Cameroun : production de Gaz et de condensats

bowlevenSelon des responsables de la société britannique Bowleven, les travaux d’exploitation du gisement de gaz d’Etinde pourront commencer dans les jours à venir. La première opération d’exploitation consistera à fournir en gaz, une unité de production d’engrais appartenant à l’industriel allemand Forrestaal. L’exploitation des gisements d’Etinde prenait du retard, faute de source de financement. Elle occasionnait donc des pertes évaluée à près de 77 millions de dollars en 1 année.
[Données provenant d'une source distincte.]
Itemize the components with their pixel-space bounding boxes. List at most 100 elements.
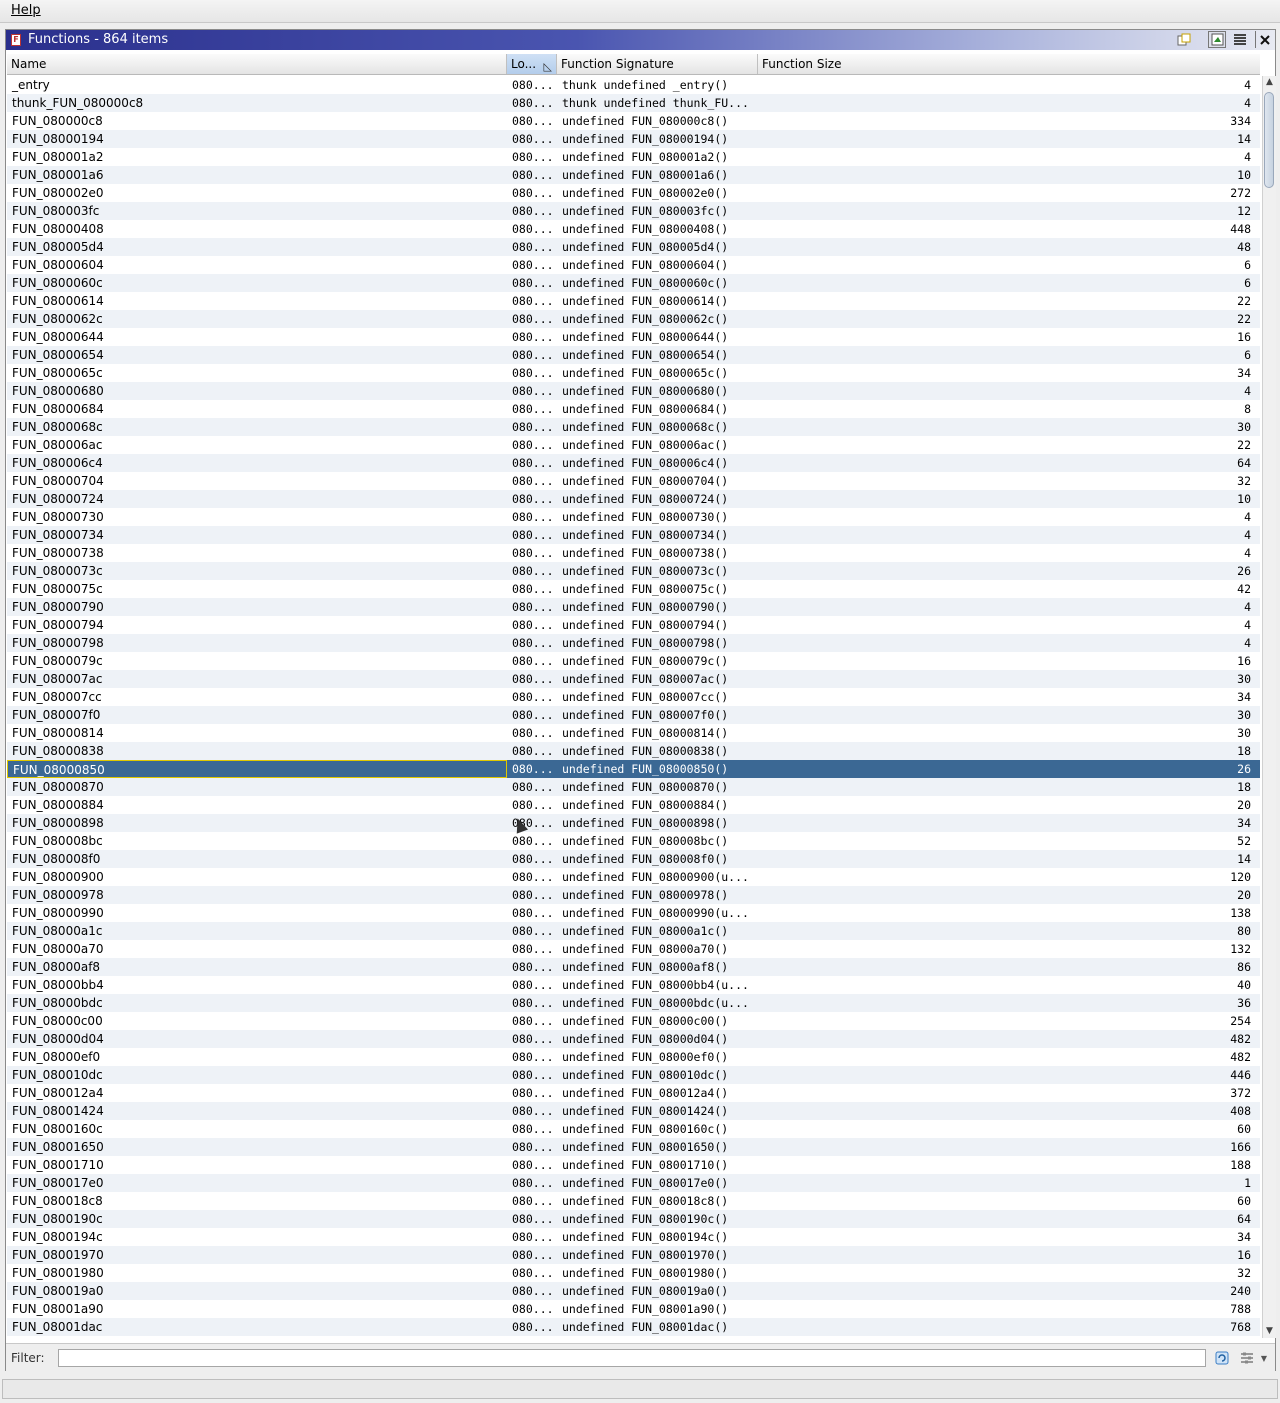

Le partenariat avec Ferrostaal ainsi qu’un accord avec le groupe de services pétrolier britannique Petrofac permettent de résoudre ce problème. Dans cette optique, Bowleven a pu juguler ses pertes et les réduire jusqu’à environ 13 millions seulement par an. Aussi, le démarrage des forages présage des jours meilleurs. Pour ce qui est des parts dans l’exploitation du gisement, 3 associés en détiennent la totalité, à savoir Bowleven, le gouvernement camerounais ainsi que le suisse Vitol. Bowleven est l’actionnaire majoritaire avec 60% des parts tandis que le gouvernement camerounais et le négociant vitol détiennent chacun 20% des parts. L’accord passé avec Petrofac couvrira près de 56% des fonds nécessaires au lancement du projet. En effet, le coût total d’investissement nécessaire aux travaux d’investissement est évalué à environ 900 millions de dollars et la contribution apportée par Vitol s’élève à environ 500 millions de dollars. L’accord avec Petrofac stipule que ce dernier bénéficiera d’une quote-part dans les bénéfices futurs de l’exploitation. C’est la première fois que deux entreprises dans le secteur minier signe un contrat semblable, de nature semi-actionnariale où l’on partage les risques, sans prise de part réelle dans la structure actionnariale du bénéficiaire. Par ailleurs le contrat demeure profitable pour les deux partis. A travers cette opération, le pétrolier britannique pense pouvoir réaliser des profits de l’ordre de 866 millions de dollars. Les premières productions de gaz et de condensat sont attendues pour l’année 2016.